# Bristol airport parking problem



## HARRYH (May 18, 2005)

Hi
Im having trouble finding motorhome parking at Bristol airport for my 6m long 3m high Swift. 
Unanswered e-mails and unanswer or negative phone calls, airport height retricted.
Does anyone know where there is handy secure motorhome friendly parking for two weeks end of August early Sept. near this airport.
I intend to have a day or two look around Bristol & Bath areas before and after a fly cruise to the black sea.


----------



## lafree (Dec 31, 2007)

Try this chap private park opposite the airport he then takes u in 
Stoneleigh Bed and Breakfast 01275 475002 used him before but not with motorhome but worth a try.


----------



## SpeedyDux (Jul 13, 2007)

Hi Harry, 

Long term parking at Bristol "International" Airport would be very expensive for 2 weeks even just for a car. It works out cheaper for me to get a taxi there and back from the other side of the city. 

The local informal parking operators near the airport are cheaper, but there have been ongoing disputes between these operators and the Local Authority for years because the Airport wants to put a stop to these rivals through the Planning system, because they lack planning permission. Some have had enforcement notices served on them and are appealing. 

As for them being secure, if you are happy with leaving your MH in an unguarded field somewhere for 2 weeks, go ahead.

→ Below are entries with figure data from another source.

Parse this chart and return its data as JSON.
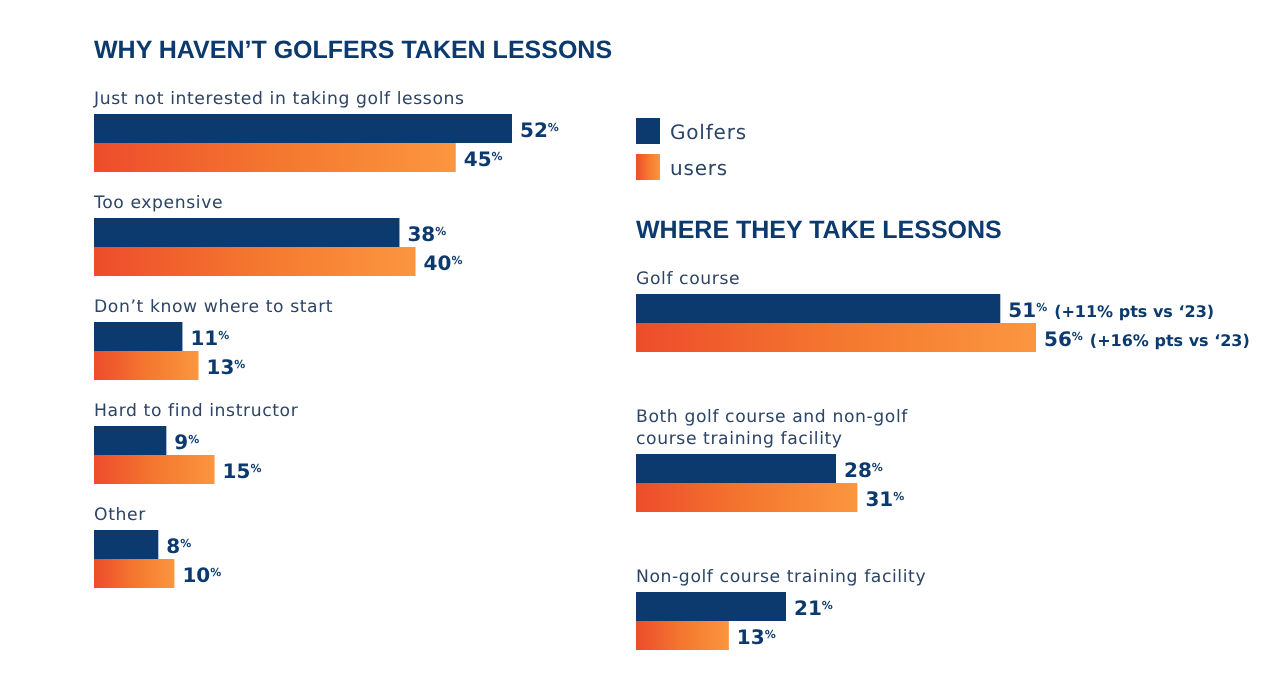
{
  "chart_data": [
    {
      "type": "bar",
      "orientation": "horizontal",
      "title": "WHY HAVEN’T GOLFERS TAKEN LESSONS",
      "categories": [
        "Just not interested in taking golf lessons",
        "Too expensive",
        "Don’t know where to start",
        "Hard to find instructor",
        "Other"
      ],
      "legend": "right",
      "series": [
        {
          "name": "Golfers",
          "color": "#0d3a6e",
          "values": [
            52,
            38,
            11,
            9,
            8
          ],
          "value_labels": [
            "52$^{%}$",
            "38$^{%}$",
            "11$^{%}$",
            "9$^{%}$",
            "8$^{%}$"
          ]
        },
        {
          "name": "users",
          "color": "#f4772f",
          "values": [
            45,
            40,
            13,
            15,
            10
          ],
          "value_labels": [
            "45$^{%}$",
            "40$^{%}$",
            "13$^{%}$",
            "15$^{%}$",
            "10$^{%}$"
          ]
        }
      ]
    },
    {
      "type": "bar",
      "orientation": "horizontal",
      "title": "WHERE THEY TAKE LESSONS",
      "categories": [
        "Golf course",
        "Both golf course and non-golf course training facility",
        "Non-golf course training facility"
      ],
      "series": [
        {
          "color": "#0d3a6e",
          "values": [
            51,
            28,
            21
          ],
          "value_labels": [
            "51$^{%}$ (+11% pts vs ‘23)",
            "28$^{%}$",
            "21$^{%}$"
          ]
        },
        {
          "color": "#f4772f",
          "values": [
            56,
            31,
            13
          ],
          "value_labels": [
            "56$^{%}$ (+16% pts vs ‘23)",
            "31$^{%}$",
            "13$^{%}$"
          ]
        }
      ]
    }
  ]
}
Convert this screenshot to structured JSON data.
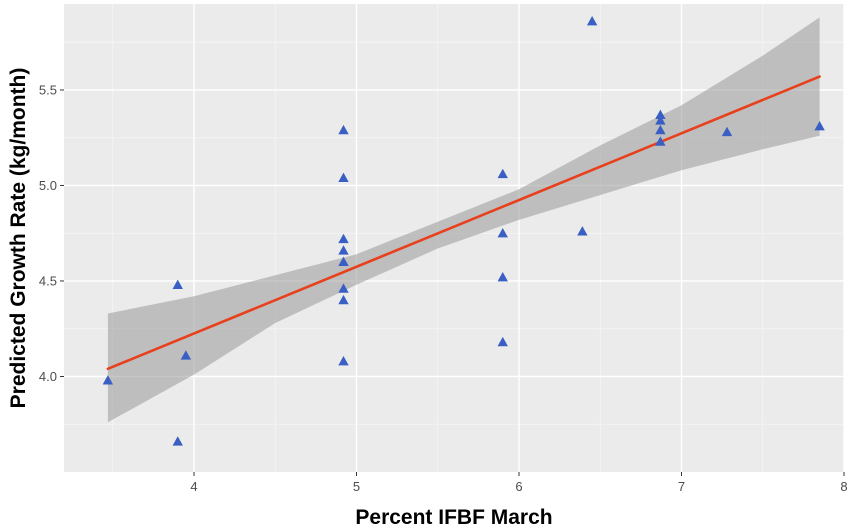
{
  "chart_data": {
    "type": "scatter",
    "xlabel": "Percent IFBF March",
    "ylabel": "Predicted Growth Rate (kg/month)",
    "xlim": [
      3.2,
      8.0
    ],
    "ylim": [
      3.5,
      5.95
    ],
    "x_ticks": [
      4,
      5,
      6,
      7,
      8
    ],
    "y_ticks": [
      4.0,
      4.5,
      5.0,
      5.5
    ],
    "x_tick_labels": [
      "4",
      "5",
      "6",
      "7",
      "8"
    ],
    "y_tick_labels": [
      "4.0",
      "4.5",
      "5.0",
      "5.5"
    ],
    "grid": true,
    "points": [
      {
        "x": 3.47,
        "y": 3.98
      },
      {
        "x": 3.9,
        "y": 4.48
      },
      {
        "x": 3.9,
        "y": 3.66
      },
      {
        "x": 3.95,
        "y": 4.11
      },
      {
        "x": 4.92,
        "y": 5.29
      },
      {
        "x": 4.92,
        "y": 5.04
      },
      {
        "x": 4.92,
        "y": 4.72
      },
      {
        "x": 4.92,
        "y": 4.66
      },
      {
        "x": 4.92,
        "y": 4.6
      },
      {
        "x": 4.92,
        "y": 4.46
      },
      {
        "x": 4.92,
        "y": 4.4
      },
      {
        "x": 4.92,
        "y": 4.08
      },
      {
        "x": 5.9,
        "y": 5.06
      },
      {
        "x": 5.9,
        "y": 4.75
      },
      {
        "x": 5.9,
        "y": 4.52
      },
      {
        "x": 5.9,
        "y": 4.18
      },
      {
        "x": 6.39,
        "y": 4.76
      },
      {
        "x": 6.45,
        "y": 5.86
      },
      {
        "x": 6.87,
        "y": 5.37
      },
      {
        "x": 6.87,
        "y": 5.34
      },
      {
        "x": 6.87,
        "y": 5.29
      },
      {
        "x": 6.87,
        "y": 5.23
      },
      {
        "x": 7.28,
        "y": 5.28
      },
      {
        "x": 7.85,
        "y": 5.31
      }
    ],
    "fit_line": {
      "x": [
        3.47,
        7.85
      ],
      "y": [
        4.04,
        5.57
      ]
    },
    "confidence_band": {
      "x": [
        3.47,
        4.0,
        4.5,
        5.0,
        5.5,
        6.0,
        6.5,
        7.0,
        7.5,
        7.85
      ],
      "lower": [
        3.76,
        4.01,
        4.28,
        4.48,
        4.67,
        4.82,
        4.95,
        5.08,
        5.19,
        5.26
      ],
      "upper": [
        4.33,
        4.42,
        4.53,
        4.64,
        4.81,
        4.98,
        5.21,
        5.42,
        5.68,
        5.88
      ]
    },
    "colors": {
      "panel": "#ebebeb",
      "grid_major": "#ffffff",
      "points": "#3a5fc4",
      "fit_line": "#e8401c",
      "band": "#999999"
    }
  }
}
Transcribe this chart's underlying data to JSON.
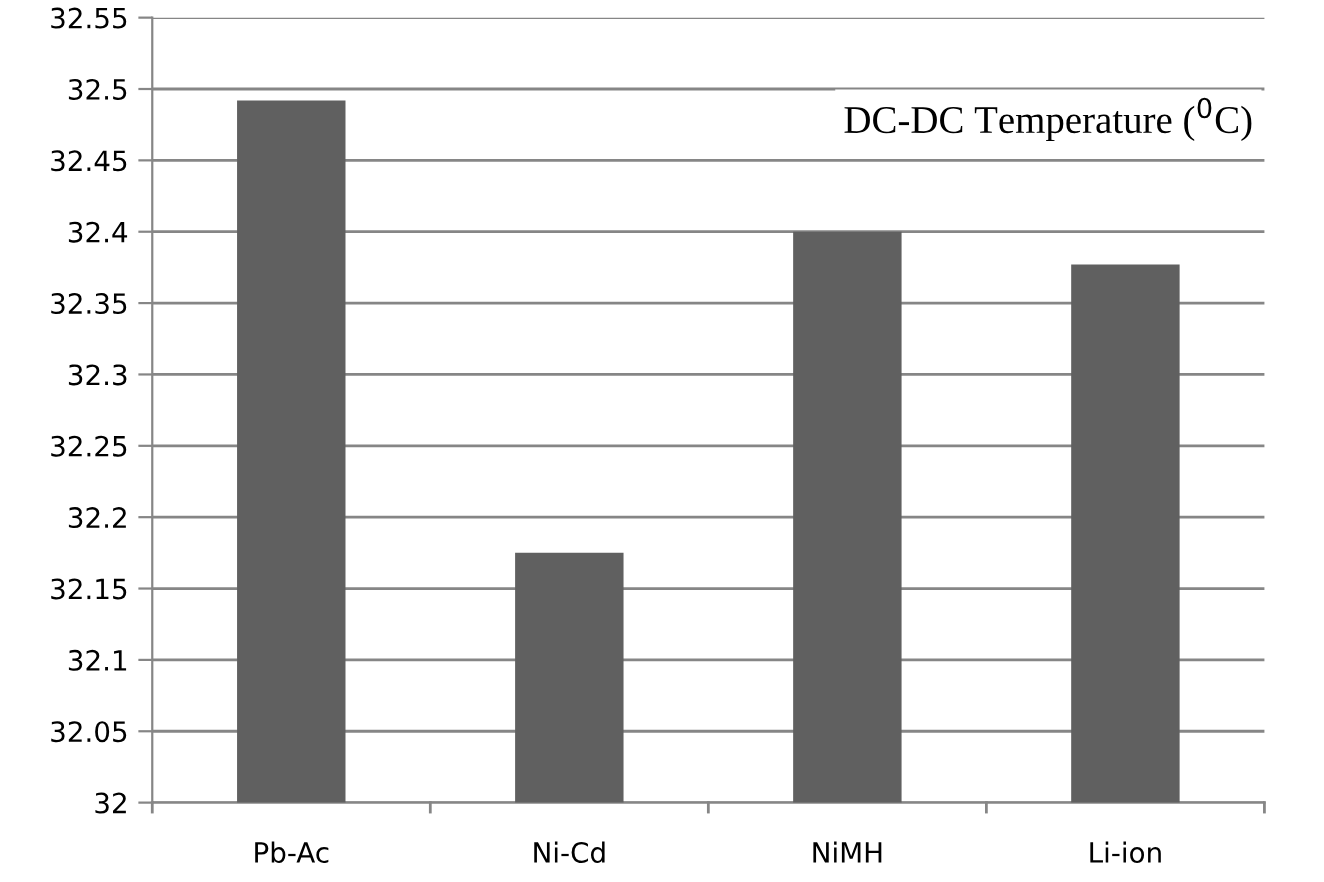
{
  "chart_data": {
    "type": "bar",
    "title": "DC-DC Temperature ($^{0}$C)",
    "categories": [
      "Pb-Ac",
      "Ni-Cd",
      "NiMH",
      "Li-ion"
    ],
    "values": [
      32.492,
      32.175,
      32.4,
      32.377
    ],
    "color": "#606060",
    "ylim": [
      32,
      32.55
    ],
    "yticks": [
      32,
      32.05,
      32.1,
      32.15,
      32.2,
      32.25,
      32.3,
      32.35,
      32.4,
      32.45,
      32.5,
      32.55
    ],
    "grid": "y"
  }
}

If it were me I would leave the MH at home or in proper storage and go by car/taxi.

SD


----------



## chapter (May 1, 2005)

i park in the silver zone at bristol airport 
you have to leave the keys with them and they will move it 
also i always book my parking thought easyjet even if i am not flying with them it cost less :lol: 
chapter


----------



## Spacerunner (Mar 18, 2006)

Don't they have a spare corner in one of the hangars?? :?


----------



## HARRYH (May 18, 2005)

*Result and return bristol parking*

Satisfactory motorhome parking was found on spec. at Airport Tavernerna a pub near the Airport and a camp site was halfmile away.
A very satisfactory Bristol area visit combined with a very sunny/hotweather fly/cruise to Rome & The Black Sea was had by all.
we found Bristol airport was an easy option with lots of independent motorhome parking/camping at hand.


----------